The exact reasons why that matters aren't totally known at this point, but one theory is that because estrogen may help you get more restful sleep, it'll be harder for you to feel rested even if you don't necessarily have problems falling asleep. And of course, getting to sleep can definitely be a challenge if you're also dealing with cramps or any holdover stress from your PMS phase. To remedy this, the best thing you can do is try your best to take care of yourself during PMS (exercise is always a good stress reliever, but whatever works for you). The good news is, your period will pass and you'll be able to catch up; sometimes just reminding yourself of that can reduce anxiety that makes matters worse.
Post-Period
This is when things will settle back down to normal — whatever that means for you. However, as estrogen begins to build up again towards ovulation, you may begin to feel thrown off. "Just before ovulation, estrogen is almost near its peak," says Dr. Hernandez-Rey. And because estrogen can (paradoxically) act as an excitatory hormone, you may start to feel out of whack.

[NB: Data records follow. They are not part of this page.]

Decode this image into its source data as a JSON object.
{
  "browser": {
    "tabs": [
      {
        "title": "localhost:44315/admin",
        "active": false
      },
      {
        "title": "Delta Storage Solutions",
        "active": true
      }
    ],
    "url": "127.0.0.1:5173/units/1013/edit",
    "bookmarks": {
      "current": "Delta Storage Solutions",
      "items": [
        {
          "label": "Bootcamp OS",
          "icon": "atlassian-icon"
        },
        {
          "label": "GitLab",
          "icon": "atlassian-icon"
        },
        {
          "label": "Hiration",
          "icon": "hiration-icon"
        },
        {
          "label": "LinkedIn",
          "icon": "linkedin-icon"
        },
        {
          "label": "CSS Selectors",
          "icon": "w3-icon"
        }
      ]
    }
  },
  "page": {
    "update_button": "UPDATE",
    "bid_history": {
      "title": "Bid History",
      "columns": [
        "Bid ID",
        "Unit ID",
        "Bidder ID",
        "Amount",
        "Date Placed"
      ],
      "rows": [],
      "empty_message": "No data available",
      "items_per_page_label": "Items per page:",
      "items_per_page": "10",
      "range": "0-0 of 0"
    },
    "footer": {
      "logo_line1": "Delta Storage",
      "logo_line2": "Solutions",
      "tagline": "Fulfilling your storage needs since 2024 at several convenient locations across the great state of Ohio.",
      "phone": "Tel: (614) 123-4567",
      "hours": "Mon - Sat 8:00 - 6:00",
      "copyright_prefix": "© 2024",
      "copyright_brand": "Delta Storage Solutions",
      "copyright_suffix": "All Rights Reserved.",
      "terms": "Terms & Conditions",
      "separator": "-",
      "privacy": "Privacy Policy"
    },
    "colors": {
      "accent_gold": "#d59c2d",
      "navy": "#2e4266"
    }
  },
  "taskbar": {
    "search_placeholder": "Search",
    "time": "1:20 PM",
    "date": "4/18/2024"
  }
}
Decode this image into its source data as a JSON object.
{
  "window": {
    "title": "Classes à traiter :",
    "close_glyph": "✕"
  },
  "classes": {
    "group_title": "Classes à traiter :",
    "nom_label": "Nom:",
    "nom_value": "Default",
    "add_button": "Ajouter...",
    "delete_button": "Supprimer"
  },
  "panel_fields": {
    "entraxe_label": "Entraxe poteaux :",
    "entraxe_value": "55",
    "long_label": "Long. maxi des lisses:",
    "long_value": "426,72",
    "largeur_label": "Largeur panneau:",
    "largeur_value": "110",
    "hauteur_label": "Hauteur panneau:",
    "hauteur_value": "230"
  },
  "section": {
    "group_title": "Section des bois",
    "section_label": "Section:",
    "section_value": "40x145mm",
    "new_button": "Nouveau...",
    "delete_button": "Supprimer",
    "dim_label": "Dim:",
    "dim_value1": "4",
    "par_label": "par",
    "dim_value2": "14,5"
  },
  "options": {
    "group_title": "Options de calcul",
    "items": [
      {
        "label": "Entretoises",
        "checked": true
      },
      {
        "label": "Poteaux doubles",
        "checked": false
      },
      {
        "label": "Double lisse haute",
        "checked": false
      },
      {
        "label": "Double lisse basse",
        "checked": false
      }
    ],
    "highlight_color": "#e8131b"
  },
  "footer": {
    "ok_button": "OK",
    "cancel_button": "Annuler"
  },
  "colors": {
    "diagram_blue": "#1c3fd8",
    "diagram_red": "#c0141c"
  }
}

Age matters here as well. As we get older and march on to menopause, our overall estrogen levels decline. So, right at and just before ovulation, Dr. Hernandez-Rey says we may start to feel some insomnia. And that's more likely if we're in our 20s than in our 40s, for instance, because that peak just isn't as intense.
If you're having problems falling asleep and you think your hormones might be a factor, definitely check in with your doctor. Dr. Hernandez-Rey says your first stop will probably be hormonal birth control because these medications can help regulate your cycle. But if that's not an option for you, you can work with your doctor to find the perfect snoozing solution. There's almost always more than one thing going on when it comes to problems sleeping. "Sleep is multifactorial," says Dr. Hernandez-Rey. "Regardless of where you are in your cycle, if you go out drinking on a Saturday night, you may suffer from insomnia." But worry not, it may take a bit of effort, but your best night of sleep isn't out of reach.